In 1898, he married Helene Schlesinger, who gained a doctorate in 1904. Helene and Max Herrmann were active members of Berlin’s academic circles, fostering links with many associates in German studies, theatre and teaching as well as students (including Meta Corssen, Lotte Labus, Bruno T. Satori-Neumann and Franz Mirauer) and the lyric poets Nelly Sachs and Vera Lachmann.
Max Herrmann was one of the few German academics to protest against the book burning in 1933. In September that year he was forced to retire on a reduced pension under the Law for the Restoration of the Professional Civil Service.

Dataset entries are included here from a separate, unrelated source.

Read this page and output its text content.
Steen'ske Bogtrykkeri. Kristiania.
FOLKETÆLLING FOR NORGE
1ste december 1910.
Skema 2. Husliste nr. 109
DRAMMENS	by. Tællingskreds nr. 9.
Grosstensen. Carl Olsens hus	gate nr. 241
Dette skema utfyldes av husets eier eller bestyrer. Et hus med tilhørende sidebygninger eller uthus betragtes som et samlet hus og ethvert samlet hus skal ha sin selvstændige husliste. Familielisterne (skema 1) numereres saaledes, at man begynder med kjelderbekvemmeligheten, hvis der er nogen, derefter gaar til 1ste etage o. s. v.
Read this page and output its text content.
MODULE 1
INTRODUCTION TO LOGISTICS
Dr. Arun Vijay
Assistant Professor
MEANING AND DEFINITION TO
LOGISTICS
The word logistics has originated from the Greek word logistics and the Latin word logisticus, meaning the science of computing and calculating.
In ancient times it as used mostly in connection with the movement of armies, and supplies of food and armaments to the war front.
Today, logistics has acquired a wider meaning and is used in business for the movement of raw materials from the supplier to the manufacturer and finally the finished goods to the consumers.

Max and Helene Herrmann had to give up the large apartment at Augsburger Strasse 34 (now number 42) in Berlin-Charlottenburg which had been their home for three decades and sell their private library. After living in smaller rented accommodation in Zinnow Weg in Berlin-Zehlendorf for some years, they moved in with Helene Herrmann’s sister, Katharina (‘Käthe’) Finder, in Eislebener Strasse 9, Berlin-Charlottenburg in 1939. Family and friends tried to find a way to enable the Herrmanns and Käthe Finder to emigrate to the USA, Switzerland or Britain. But apparently they would only go together, which was almost impossible to organize by 1939. After informing them of their imminent deportation in early September 1942, the Nazi state robbed them of their last possessions. Papers held by the Berlin superior finance directorate included the ‘statements of assets’ by Käthe Finder, Helene and Max Herrmann, in which they were required to list their family members, place of residence, financial assets etc. On 8 September 1942, Käthe Finder and Helene and Max Herrmann were taken to the so-called ‘reception camp’ in Berlin-Mitte, where they were told that their property had been seized. Two days later, Käthe Finder and Helene and Max Herrmann were deported to Theresienstadt ghetto in the ‘61st old people’s transport’. Here, Max Herrmann died, as far as is known, in the night of the 16th–17th November 1942.
An inscription on his parents’ grave in the Jewish cemetery in Berlin-Weissensee commemorates Max and Helene Herrmann. In 1979 the East Berlin state library instituted a Max Herrmann Prize, which it awarded until 1991. In 2000, the ‘friends of the state library’ began awarding the prize again.